The rhetoric of Shakespearean appropriation
Abstract
This dissertation examines the rhetorical relationship between Shakespeare as an appropriator and Shakespeare as a source for contemporary women novelists. Influenced by early modern pedagogy and its emphasis on imitation, Shakespeare’s relation to his sources reflects the primary sense of “invention”: to find or discover. Shakespeare’s use of source materials complicates both the notion that early modern drama had no sense of textual audience and the Romantic notion of originality. Focusing on the models of Shakespeare’s mode of appropriation offered by King Lear and The Tempest, this dissertation understands appropriation as a give-and-take process that emphasizes negotiation over theft.
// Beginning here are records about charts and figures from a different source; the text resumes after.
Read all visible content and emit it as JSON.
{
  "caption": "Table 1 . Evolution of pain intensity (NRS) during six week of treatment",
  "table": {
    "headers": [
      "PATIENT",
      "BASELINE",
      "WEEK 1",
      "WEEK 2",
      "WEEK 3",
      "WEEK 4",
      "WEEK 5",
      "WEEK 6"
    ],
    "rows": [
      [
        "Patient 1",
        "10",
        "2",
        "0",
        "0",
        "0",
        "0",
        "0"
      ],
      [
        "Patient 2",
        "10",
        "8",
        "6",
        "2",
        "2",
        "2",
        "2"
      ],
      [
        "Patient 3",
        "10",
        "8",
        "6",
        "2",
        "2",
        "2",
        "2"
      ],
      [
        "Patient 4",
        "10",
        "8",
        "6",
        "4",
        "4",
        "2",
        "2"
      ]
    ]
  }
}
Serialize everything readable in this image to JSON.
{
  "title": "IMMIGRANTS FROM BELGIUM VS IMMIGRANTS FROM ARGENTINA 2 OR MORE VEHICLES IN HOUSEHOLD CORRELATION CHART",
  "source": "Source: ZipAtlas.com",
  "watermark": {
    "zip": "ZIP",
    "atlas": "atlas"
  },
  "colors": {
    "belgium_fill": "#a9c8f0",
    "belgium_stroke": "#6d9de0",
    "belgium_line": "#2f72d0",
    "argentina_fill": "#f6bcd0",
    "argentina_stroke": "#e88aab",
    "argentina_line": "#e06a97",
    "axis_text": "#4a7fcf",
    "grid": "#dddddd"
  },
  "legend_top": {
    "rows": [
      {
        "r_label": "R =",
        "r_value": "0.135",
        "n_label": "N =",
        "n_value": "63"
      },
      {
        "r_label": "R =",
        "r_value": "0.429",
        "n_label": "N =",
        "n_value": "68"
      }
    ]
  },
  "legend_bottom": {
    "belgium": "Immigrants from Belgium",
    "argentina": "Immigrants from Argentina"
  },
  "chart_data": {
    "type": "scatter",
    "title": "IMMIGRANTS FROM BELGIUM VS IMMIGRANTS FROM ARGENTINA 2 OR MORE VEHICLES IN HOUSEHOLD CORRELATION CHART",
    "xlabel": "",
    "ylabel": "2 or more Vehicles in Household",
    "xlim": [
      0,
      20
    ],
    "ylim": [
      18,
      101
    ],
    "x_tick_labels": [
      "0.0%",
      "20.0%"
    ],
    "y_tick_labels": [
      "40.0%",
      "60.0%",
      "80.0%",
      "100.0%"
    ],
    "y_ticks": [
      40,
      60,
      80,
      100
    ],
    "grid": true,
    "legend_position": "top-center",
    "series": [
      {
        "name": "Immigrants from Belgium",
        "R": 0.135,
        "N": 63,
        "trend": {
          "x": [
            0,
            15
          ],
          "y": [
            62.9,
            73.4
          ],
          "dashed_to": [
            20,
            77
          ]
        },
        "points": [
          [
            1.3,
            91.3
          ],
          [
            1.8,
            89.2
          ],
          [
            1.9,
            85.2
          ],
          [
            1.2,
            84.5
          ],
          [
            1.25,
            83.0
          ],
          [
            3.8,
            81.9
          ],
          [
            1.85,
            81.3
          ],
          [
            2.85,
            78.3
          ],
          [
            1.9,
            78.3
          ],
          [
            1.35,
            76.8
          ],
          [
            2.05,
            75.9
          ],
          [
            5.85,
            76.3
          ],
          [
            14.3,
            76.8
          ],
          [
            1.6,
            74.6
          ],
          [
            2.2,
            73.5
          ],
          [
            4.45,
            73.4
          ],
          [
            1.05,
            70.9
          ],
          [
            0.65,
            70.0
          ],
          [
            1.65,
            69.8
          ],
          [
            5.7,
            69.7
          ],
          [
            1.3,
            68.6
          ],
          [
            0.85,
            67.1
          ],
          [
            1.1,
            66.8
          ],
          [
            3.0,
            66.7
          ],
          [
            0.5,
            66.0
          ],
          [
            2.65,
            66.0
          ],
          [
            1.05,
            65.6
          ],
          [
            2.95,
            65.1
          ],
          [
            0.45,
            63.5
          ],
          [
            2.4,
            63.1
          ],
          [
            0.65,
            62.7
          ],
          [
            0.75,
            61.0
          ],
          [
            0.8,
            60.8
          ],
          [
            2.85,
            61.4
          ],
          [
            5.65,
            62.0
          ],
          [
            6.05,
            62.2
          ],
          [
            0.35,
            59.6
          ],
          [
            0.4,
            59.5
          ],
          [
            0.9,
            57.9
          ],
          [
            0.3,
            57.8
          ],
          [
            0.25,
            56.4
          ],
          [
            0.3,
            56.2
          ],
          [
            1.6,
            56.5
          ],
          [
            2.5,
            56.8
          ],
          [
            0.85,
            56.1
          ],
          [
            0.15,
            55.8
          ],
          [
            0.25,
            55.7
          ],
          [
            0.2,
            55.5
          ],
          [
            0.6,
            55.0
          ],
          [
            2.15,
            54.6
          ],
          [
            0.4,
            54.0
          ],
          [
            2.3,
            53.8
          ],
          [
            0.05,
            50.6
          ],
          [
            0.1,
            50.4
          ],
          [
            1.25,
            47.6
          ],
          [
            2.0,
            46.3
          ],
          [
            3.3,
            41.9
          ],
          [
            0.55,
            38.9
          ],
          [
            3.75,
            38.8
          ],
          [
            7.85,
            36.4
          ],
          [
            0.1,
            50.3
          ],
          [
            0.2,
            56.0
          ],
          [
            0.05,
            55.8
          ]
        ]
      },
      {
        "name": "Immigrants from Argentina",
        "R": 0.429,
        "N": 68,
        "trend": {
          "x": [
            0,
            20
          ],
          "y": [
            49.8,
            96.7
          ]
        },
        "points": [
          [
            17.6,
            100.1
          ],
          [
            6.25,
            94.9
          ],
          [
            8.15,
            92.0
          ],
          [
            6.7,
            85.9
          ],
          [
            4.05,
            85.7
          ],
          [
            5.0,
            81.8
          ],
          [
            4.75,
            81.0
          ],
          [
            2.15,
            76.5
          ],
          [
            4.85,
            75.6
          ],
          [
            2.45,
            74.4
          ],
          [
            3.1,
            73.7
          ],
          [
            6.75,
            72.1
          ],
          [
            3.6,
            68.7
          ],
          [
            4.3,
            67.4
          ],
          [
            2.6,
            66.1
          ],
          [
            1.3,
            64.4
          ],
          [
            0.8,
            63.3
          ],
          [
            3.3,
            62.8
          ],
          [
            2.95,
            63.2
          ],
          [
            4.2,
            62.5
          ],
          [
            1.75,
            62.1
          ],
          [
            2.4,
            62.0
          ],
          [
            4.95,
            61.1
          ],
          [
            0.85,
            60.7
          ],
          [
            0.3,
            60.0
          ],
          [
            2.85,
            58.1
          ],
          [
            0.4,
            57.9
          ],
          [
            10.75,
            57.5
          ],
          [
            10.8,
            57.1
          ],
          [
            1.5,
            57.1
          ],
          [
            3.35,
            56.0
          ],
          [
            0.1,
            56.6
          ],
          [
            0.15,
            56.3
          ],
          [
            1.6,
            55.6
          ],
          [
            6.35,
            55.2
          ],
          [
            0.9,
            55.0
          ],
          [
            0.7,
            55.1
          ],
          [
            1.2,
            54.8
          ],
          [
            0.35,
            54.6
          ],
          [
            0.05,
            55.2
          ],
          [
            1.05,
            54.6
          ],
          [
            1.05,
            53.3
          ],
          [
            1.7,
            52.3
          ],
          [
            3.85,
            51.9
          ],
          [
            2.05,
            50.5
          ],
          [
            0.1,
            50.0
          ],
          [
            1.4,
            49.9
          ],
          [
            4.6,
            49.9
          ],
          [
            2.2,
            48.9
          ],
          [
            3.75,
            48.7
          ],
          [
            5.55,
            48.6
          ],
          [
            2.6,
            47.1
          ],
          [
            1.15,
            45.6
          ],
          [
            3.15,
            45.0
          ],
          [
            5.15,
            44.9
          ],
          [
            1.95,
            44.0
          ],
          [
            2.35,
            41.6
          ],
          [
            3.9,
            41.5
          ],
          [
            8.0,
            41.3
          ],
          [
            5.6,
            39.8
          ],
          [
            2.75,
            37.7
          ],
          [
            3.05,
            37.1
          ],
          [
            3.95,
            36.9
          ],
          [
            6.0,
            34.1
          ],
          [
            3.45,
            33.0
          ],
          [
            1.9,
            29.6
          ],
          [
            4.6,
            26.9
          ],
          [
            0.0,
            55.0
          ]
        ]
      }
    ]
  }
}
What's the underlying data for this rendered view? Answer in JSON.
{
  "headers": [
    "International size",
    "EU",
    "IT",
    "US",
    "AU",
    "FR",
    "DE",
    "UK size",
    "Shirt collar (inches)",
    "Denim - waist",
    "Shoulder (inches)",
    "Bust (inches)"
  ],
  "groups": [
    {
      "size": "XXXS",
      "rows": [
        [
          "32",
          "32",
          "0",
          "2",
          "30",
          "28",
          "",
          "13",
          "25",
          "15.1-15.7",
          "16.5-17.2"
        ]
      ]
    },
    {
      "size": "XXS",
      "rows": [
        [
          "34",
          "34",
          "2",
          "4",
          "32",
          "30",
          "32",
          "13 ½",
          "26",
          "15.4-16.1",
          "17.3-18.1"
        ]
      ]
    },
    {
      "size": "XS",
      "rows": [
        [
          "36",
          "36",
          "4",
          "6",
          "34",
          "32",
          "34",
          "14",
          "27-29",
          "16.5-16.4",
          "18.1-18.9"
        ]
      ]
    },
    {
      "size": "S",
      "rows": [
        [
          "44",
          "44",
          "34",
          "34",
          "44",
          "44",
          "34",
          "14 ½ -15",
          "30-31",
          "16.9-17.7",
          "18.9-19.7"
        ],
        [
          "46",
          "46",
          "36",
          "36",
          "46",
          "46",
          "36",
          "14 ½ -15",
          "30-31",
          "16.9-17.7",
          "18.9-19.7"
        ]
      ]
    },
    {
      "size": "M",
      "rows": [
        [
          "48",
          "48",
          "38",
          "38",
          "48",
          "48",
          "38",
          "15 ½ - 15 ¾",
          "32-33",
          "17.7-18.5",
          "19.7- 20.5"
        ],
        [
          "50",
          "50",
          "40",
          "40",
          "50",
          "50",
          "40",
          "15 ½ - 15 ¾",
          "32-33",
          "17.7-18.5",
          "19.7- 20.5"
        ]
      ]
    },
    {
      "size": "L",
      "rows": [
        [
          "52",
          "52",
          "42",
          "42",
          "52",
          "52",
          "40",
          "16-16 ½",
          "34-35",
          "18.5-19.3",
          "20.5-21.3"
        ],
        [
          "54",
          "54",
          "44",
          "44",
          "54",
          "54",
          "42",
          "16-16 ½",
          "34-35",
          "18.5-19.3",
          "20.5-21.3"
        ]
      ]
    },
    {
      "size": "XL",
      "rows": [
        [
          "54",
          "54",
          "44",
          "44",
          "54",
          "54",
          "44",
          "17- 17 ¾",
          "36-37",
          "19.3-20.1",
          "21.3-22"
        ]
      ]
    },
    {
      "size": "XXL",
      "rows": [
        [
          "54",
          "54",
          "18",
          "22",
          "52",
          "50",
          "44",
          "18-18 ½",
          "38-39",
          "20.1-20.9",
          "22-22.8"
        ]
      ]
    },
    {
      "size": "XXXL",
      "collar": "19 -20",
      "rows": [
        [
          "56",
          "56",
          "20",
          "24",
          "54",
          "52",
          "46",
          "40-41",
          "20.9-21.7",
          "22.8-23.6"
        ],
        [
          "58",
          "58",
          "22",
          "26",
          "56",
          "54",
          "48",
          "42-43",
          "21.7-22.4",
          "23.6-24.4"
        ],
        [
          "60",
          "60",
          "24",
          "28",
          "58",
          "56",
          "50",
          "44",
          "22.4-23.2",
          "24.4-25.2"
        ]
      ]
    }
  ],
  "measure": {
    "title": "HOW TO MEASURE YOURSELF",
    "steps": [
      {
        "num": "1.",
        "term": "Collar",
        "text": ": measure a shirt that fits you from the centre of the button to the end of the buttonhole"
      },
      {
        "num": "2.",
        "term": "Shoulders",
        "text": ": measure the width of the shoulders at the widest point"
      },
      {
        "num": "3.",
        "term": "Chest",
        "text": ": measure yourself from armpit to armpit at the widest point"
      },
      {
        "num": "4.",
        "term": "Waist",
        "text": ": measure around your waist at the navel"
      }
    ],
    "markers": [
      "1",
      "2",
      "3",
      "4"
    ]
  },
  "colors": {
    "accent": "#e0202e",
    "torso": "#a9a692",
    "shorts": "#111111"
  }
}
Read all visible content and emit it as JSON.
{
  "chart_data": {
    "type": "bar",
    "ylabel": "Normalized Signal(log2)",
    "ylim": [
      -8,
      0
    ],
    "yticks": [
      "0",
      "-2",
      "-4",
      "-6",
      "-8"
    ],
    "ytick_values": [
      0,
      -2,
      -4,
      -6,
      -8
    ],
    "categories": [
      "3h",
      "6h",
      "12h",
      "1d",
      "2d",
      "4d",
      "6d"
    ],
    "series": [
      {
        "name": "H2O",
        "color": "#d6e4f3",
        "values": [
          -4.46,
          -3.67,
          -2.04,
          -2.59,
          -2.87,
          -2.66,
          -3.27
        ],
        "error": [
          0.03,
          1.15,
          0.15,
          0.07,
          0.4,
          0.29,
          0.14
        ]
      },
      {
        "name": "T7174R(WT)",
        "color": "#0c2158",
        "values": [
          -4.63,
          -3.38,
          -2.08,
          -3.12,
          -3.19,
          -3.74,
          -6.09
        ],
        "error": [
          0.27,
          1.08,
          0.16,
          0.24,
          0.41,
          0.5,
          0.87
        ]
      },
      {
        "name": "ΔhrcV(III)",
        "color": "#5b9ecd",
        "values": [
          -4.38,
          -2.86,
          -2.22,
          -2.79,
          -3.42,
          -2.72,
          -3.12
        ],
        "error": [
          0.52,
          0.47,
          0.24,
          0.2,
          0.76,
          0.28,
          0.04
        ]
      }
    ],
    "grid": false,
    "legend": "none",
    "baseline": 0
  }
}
Edgar’s “Speak what we feel, not what we ought to say” (King Lear 5.3.299) and Caliban’s “You taught me language, and my profit on’t / Is I know how to curse” (The Tempest 1.2.366-7) shape the ways in which Jane Smiley, Marina Warner, Gloria Naylor, and Iris Murdoch respectively
engage with the source plays in their novels. Informed by the complicated ideas about language present in these lines and the novelistic discourse theories of Mikhail Bakhtin and Kenneth Burke, the dissertation offers an alternative definition of literary appropriation, viewing the act as collaborative rather than as textual theft, by putting the source plays into conversation with their contemporary counterparts.